BETTER TOGETHER: Making Church Mergers Work
Jim Tomberlin and Warren Bird
"Mergers today work best not with two struggling churches but with a vital, momentum-filled lead church partnering with a joining church. This much-needed resource provides a complete, practical, hands-on guide for leaders of both struggling and vibrant churches, so they can understand the issues, develop strategies, and execute mergers for church expansion and renewal. No matter what your motivation for merging your church with another - to begin a new church life cycle, reach more people for Christ, multiply your church's impact, or better serve your community - Better Together will give you the tools you need to create a thriving new entity."
You can put a checkmark beside each of the possible motivations for merger just mentioned and that would apply to what seems to be on the near horizon for Valley Christian Church and a new "church plant" happening in Lakeville, Anchor Community Church (pre-launch website under construction).
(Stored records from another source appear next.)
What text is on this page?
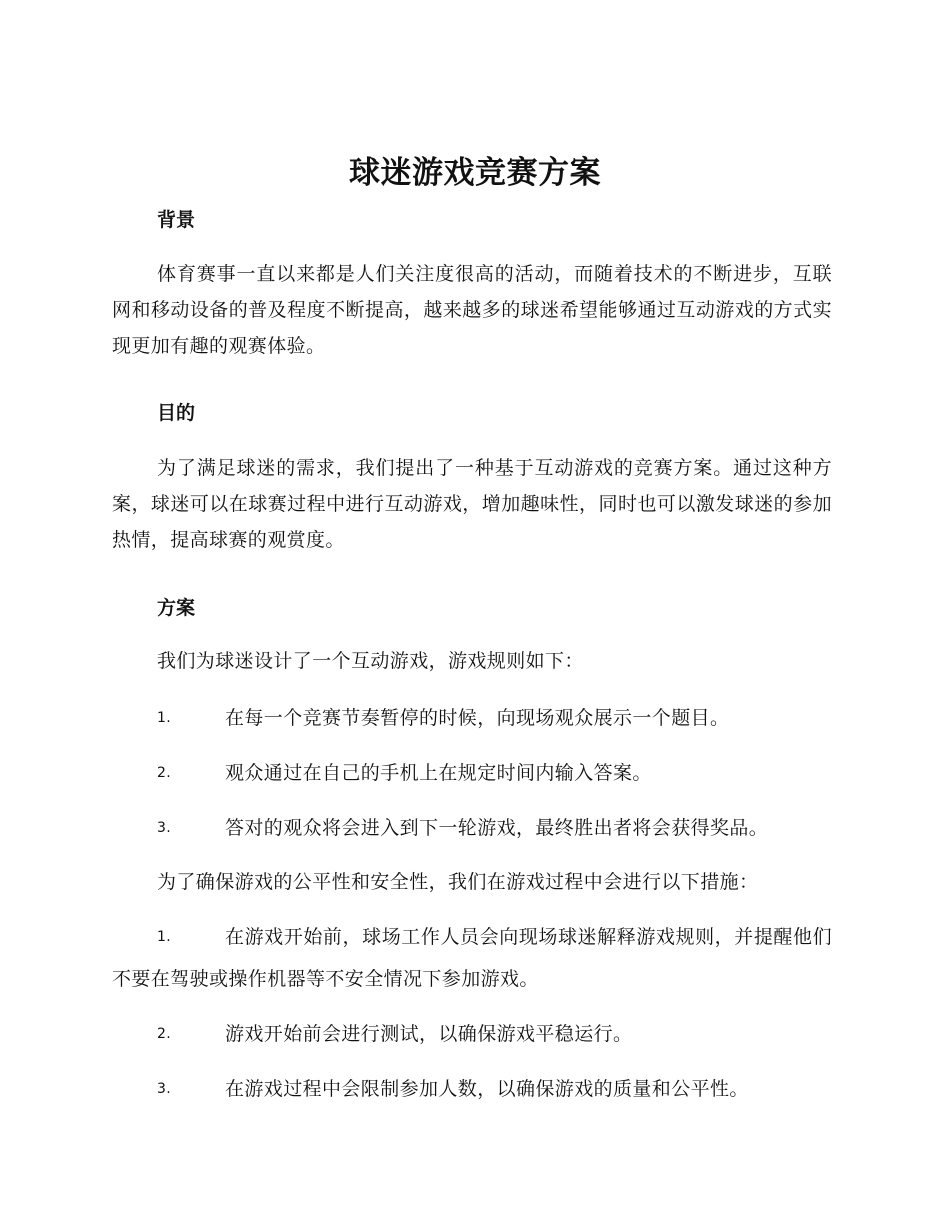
球迷游戏竞赛方案
背景
体育赛事一直以来都是人们关注度很高的活动，而随着技术的不断进步，互联网和移动设备的普及程度不断提高，越来越多的球迷希望能够通过互动游戏的方式实现更加有趣的观赛体验。
目的
为了满足球迷的需求，我们提出了一种基于互动游戏的竞赛方案。通过这种方案，球迷可以在球赛过程中进行互动游戏，增加趣味性，同时也可以激发球迷的参加热情，提高球赛的观赏度。
方案
我们为球迷设计了一个互动游戏，游戏规则如下：
1.	在每一个竞赛节奏暂停的时候，向现场观众展示一个题目。
2.	观众通过在自己的手机上在规定时间内输入答案。
3.	答对的观众将会进入到下一轮游戏，最终胜出者将会获得奖品。
为了确保游戏的公平性和安全性，我们在游戏过程中会进行以下措施：
1.	在游戏开始前，球场工作人员会向现场球迷解释游戏规则，并提醒他们不要在驾驶或操作机器等不安全情况下参加游戏。
2.	游戏开始前会进行测试，以确保游戏平稳运行。
3.	在游戏过程中会限制参加人数，以确保游戏的质量和公平性。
There are still T's to be crossed and I's to be dotted, but it certainly seems like God is leading the leadership of both these churches to join forces to have an impact on Lakeville, Minnesota that neither could have on their own. And that's why I read this book. And it is so very, very good: A solid 5 stars.
First Line: 2% of congregations each year vote (or are required) to close, a number likely to increase due to the COVID-19 pandemic, but some of them could instead restart as a merger.
Page 56 / Line 5: The multisite factor was only on Healing Place's side.
A Good Line from Somewhere in the Middle: Successful mergers are vehicles of change, not preservers of the status quo.
Last Line: Is there a church merger on your horizon?